Modern humans moved out of Africa and into Europe about 40,000 years ago, during OIS3. Thus, Homo sapiens plays a major role in the second theory, which posits that the short, stocky, barrel-chested Neanderthals were forced to compete for woolly mammoths and cave bears with the more agile and leaner humans, who also carried assault weapons in the form of spears and other projectiles. Human-mediated extinction is the premise of The Invaders, with a twist. As the hyperbolic title proclaims, it was the “invading” humans and their dogs that did in the Neanderthals. Homo sapiens, Pat Shipman writes, is “unquestionably predatory.” We are in the territory of Elizabeth Kolbert’s recent Sixth Extinction (2014).
In this paleo-anthropological approach, Shipman, a retired professor of anthropology, marshals a benumbing amount of research on radiocarbon dating of fossils, chronology, genome sequencing, isotope stages, and such subjects as intraguild competition (“competitive exclusion”) and canid domestication. (This book is not for the fainthearted, and it is much in need of tables and graphs.) Shipman discusses what these new investigative techniques reveal about Neanderthal demise. She concedes, for instance, that “the severe bout of climatic deterioration” that began occurring about 45,000 years ago and that wiped out much of the vegetation behind which Neanderthals carried out their hunting gave the newly arrived humans and their projectiles a “substantial edge.”
She draws support for the human-mediated theory from the current field of “invasive biology,” which studies the effects of introducing species into (or removing species from) an ecosystem.
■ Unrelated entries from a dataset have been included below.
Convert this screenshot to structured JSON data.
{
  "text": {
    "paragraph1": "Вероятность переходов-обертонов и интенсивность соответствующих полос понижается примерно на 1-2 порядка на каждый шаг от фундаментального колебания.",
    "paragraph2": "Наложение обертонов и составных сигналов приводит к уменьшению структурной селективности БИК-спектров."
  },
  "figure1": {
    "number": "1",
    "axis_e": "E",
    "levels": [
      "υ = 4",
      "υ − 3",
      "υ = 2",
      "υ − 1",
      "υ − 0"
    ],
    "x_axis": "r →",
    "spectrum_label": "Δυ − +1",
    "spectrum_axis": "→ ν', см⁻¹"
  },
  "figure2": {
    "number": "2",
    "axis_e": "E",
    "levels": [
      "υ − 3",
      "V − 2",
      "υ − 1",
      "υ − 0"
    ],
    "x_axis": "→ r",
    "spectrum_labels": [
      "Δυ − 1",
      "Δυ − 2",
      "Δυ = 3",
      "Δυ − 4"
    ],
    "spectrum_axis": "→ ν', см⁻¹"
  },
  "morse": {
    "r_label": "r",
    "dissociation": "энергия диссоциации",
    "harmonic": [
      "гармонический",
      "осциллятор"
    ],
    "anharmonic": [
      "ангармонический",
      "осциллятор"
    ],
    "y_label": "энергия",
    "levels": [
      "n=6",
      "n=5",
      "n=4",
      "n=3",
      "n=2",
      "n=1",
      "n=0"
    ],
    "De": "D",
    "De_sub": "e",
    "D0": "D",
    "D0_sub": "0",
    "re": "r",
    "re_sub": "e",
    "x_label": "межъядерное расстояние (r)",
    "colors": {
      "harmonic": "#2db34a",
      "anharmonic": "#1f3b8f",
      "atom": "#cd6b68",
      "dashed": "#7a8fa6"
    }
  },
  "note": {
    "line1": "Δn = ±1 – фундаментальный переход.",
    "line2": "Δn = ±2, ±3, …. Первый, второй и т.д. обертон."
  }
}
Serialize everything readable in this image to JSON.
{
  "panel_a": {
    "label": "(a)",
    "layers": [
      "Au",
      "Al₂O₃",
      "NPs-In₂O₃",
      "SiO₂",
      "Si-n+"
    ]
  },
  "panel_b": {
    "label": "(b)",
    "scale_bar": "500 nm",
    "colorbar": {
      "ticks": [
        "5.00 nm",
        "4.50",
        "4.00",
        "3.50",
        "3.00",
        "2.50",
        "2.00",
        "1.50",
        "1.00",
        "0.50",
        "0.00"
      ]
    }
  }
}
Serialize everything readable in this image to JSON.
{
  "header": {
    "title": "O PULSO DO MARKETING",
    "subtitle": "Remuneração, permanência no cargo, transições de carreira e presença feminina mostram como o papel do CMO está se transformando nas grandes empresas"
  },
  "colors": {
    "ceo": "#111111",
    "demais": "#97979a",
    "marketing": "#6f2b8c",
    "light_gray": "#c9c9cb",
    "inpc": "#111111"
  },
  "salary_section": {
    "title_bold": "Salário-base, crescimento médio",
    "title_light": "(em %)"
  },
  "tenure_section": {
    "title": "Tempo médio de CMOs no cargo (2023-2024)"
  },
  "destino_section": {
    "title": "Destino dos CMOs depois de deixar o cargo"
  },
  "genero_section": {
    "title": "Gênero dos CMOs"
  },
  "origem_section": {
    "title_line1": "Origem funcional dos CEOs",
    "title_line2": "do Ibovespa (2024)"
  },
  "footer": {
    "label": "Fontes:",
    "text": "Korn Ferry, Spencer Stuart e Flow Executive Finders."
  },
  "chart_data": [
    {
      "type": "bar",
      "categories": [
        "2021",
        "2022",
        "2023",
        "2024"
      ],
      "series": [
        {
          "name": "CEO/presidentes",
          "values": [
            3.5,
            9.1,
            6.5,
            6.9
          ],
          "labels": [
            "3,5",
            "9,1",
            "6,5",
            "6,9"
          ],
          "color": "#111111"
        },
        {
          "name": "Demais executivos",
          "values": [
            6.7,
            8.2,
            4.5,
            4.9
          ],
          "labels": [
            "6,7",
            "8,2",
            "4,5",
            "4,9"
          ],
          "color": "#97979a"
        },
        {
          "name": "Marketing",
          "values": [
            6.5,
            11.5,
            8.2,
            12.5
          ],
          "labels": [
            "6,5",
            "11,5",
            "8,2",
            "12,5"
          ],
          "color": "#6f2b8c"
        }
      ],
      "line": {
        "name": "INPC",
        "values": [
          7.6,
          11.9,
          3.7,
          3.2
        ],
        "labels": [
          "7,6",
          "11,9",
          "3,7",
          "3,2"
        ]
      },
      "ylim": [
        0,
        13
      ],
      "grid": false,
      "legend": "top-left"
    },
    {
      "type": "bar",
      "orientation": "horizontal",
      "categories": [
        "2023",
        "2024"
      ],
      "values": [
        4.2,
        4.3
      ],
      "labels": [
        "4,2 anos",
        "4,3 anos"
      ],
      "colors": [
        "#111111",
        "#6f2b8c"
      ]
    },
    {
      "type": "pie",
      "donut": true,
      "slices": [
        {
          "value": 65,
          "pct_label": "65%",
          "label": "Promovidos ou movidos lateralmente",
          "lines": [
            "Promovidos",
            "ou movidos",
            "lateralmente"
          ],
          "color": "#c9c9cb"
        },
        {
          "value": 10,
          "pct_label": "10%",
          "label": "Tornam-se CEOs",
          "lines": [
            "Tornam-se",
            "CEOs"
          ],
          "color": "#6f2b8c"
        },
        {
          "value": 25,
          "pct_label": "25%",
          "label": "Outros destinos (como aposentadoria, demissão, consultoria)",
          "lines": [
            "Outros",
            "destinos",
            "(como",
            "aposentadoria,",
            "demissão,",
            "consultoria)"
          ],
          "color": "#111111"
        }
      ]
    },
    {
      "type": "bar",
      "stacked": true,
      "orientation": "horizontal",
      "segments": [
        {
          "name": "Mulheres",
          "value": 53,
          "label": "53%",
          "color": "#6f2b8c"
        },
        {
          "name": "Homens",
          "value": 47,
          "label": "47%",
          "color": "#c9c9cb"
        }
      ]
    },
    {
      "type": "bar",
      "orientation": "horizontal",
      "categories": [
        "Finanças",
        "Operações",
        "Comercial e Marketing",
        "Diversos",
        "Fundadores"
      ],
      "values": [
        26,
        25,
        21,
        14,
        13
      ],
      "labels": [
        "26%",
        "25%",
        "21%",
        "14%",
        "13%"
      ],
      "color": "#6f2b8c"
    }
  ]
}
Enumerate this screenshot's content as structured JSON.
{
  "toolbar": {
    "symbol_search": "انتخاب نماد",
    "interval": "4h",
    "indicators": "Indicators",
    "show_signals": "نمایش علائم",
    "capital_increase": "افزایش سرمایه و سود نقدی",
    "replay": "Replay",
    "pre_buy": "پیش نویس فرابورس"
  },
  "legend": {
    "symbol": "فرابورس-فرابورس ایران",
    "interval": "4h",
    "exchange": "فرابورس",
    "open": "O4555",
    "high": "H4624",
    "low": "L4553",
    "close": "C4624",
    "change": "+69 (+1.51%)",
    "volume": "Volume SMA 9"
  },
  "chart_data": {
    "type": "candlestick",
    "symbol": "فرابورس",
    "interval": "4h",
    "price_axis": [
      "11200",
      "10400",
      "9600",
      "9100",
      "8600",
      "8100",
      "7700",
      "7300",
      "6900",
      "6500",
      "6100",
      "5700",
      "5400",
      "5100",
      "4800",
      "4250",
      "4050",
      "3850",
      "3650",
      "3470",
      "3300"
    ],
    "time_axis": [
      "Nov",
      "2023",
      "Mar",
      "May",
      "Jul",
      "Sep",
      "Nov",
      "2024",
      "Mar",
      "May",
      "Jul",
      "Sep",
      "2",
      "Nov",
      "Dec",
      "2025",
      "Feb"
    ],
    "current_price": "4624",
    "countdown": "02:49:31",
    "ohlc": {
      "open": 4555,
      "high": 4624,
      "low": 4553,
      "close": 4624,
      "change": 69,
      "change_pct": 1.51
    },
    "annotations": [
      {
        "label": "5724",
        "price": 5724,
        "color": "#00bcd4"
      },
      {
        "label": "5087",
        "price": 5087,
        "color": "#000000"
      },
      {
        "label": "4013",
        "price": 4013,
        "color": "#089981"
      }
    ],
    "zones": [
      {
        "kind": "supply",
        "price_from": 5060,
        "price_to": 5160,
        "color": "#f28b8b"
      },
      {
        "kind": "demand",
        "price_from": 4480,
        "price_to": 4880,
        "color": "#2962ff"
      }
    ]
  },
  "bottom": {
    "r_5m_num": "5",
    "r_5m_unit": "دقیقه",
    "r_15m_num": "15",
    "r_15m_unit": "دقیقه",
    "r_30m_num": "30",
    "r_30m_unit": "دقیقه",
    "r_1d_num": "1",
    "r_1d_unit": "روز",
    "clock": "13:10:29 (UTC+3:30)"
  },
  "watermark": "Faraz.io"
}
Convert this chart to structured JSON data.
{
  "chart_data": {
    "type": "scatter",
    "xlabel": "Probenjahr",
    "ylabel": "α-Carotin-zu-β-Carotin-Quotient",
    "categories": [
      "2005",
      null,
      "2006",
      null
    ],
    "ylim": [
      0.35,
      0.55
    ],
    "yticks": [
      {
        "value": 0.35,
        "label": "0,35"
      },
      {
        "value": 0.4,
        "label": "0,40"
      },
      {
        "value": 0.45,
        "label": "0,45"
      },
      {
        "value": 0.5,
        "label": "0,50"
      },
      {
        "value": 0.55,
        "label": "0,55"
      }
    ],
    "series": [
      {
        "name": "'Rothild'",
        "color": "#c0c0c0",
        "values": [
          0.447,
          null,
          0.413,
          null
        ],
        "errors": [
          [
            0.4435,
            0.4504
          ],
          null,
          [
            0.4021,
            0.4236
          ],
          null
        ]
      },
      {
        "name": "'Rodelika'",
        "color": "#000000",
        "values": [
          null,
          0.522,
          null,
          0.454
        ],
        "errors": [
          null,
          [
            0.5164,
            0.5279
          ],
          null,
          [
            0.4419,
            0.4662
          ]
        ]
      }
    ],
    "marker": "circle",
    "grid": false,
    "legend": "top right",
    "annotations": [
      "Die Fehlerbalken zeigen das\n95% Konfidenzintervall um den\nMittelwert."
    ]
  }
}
In an ecosystem, there is invariably an “apex consumer” whose predatory habits keep the food hierarchy in circulation, while invasive species, as Shipman writes, disturb the balance and are “a major contributing factor in many and possibly most extinctions.”
Her proxy evidence for the effect of a new “apex predator” within an ecosystem, and thus for the disappearance of Neanderthals, is contained in her chapter on Yellowstone National Park. Before Yellowstone’s designation as a national park in 1872, most of the indigenous tribal peoples had been driven off the land. The incoming white humans eliminated their chief remaining rival, wolves, according to a policy endorsed by ranchers and the federal government. The removal of wolves, however, led to an overabundance of elk, which, in turn, caused degradation to rangeland. The number of coyotes also soared, since they were freed from suppression by their main competitors for prey. In the mid-1990s, 31 gray wolves from two Canadian parks were “released into [Yellowstone] to restore the natural balance of the original ecosystem before settlement by people of mostly European ancestry.” Elk numbers fell, while coyotes were immediately killed and driven away by the wolves, improving (among other things) “the survival rate of fawns of pronghorn antelope considerably.”
I am a layperson, but it strikes me as specious to compare the Yellowstone ecological “event”—which took place within a little more than a century and, moreover, was orchestrated by humans—with events that occurred over a time span of millennia and that cannot be directly observed.